The plaintiff claims in a complaint filed in the Delaware Court of Chancery that Cravath drafted the Schedule 14D-9 “to procure stockholder approval and cover up prior wrongdoing,” and in doing so, pocketed $5.5 million in fees.

A Schedule 14D-9 is an SEC filing that discloses the details of an offer to purchase shares.

The complaint alleges that The Fresh Market’s founder and chairman, Ray Berry, made a deal with Apollo that would allow the company to buy out the public stockholders “on the cheap” and never entertain other buyout offers.

“The Company’s board of directors avoided threatened stockholder activism by acquiescing to and covering up a sham sale process,” the complaint alleges.

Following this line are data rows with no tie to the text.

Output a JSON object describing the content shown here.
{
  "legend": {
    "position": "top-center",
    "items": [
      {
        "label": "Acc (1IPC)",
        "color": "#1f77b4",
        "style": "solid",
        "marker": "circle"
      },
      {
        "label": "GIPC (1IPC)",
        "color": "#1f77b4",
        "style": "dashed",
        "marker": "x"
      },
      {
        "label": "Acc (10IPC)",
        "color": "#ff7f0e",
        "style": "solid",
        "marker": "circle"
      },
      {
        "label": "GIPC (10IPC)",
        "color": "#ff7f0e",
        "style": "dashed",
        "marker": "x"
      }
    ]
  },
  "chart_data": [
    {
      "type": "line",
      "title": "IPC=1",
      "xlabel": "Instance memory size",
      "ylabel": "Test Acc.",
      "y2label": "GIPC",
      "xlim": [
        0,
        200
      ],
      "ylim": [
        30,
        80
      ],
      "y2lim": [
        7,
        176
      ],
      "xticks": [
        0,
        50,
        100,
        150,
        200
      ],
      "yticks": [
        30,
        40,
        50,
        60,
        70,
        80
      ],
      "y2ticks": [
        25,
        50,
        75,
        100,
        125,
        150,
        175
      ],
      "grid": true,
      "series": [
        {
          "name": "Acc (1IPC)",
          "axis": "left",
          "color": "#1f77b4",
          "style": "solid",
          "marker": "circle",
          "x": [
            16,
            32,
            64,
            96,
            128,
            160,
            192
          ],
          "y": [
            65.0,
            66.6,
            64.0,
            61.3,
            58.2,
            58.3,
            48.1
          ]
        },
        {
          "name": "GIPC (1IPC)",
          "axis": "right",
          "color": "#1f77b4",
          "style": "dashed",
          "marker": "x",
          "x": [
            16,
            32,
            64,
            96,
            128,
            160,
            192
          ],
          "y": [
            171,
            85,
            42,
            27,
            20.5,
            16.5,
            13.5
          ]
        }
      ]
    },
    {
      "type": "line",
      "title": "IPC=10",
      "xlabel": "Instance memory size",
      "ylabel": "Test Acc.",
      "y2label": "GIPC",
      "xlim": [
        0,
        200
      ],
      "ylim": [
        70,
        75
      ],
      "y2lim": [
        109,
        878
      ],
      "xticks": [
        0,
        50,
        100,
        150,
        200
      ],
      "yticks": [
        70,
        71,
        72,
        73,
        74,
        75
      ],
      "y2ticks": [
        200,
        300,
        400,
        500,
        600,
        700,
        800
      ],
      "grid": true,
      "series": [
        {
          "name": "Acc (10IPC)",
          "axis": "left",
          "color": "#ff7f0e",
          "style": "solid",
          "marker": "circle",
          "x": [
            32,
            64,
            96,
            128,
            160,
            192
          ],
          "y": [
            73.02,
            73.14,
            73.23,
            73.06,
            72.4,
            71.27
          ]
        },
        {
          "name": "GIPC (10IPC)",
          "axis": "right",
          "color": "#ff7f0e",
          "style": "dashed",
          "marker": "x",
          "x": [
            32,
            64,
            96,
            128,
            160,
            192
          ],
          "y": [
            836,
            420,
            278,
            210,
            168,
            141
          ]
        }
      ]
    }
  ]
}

Its “high-powered advisors,” including Cravath, “each stood to benefit financially from making a deal happen, and they each aided and abetted breaches of fiduciary duty to do so,” it said.

“Cravath’s task was to lend a patina of integrity to a sham auction,” the complaint said.

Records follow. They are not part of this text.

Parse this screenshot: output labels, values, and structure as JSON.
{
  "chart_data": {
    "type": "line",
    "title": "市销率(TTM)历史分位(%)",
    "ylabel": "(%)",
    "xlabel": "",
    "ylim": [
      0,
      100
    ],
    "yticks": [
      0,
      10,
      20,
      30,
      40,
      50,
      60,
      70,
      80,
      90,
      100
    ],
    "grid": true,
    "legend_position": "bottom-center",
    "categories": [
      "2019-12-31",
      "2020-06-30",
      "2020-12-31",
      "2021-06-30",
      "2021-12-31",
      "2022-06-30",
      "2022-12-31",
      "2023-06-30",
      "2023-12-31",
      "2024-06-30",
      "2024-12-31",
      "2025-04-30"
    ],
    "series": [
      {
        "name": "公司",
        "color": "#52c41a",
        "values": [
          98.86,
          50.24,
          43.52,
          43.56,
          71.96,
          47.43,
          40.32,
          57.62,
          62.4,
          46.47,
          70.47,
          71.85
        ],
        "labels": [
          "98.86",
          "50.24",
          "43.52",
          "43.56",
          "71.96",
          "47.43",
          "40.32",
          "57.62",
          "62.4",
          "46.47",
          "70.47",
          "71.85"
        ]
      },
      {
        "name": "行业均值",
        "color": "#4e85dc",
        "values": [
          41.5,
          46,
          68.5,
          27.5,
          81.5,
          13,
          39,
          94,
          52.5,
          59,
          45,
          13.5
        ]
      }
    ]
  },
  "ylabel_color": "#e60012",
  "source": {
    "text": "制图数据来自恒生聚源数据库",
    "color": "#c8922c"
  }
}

Cravath did not immediately respond to request for comment on the complaint.

The suit also names JP Morgan, which served as investment banker to The Fresh Market on the deal.

This is the second iteration of the case. The Delaware Supreme Court in 2018 reversed a dismissal of the case that had been based on stockholder approval of the challenged transaction.

It found that the record supported the plaintiff’s allegation that the auction of The Fresh Market was a sham.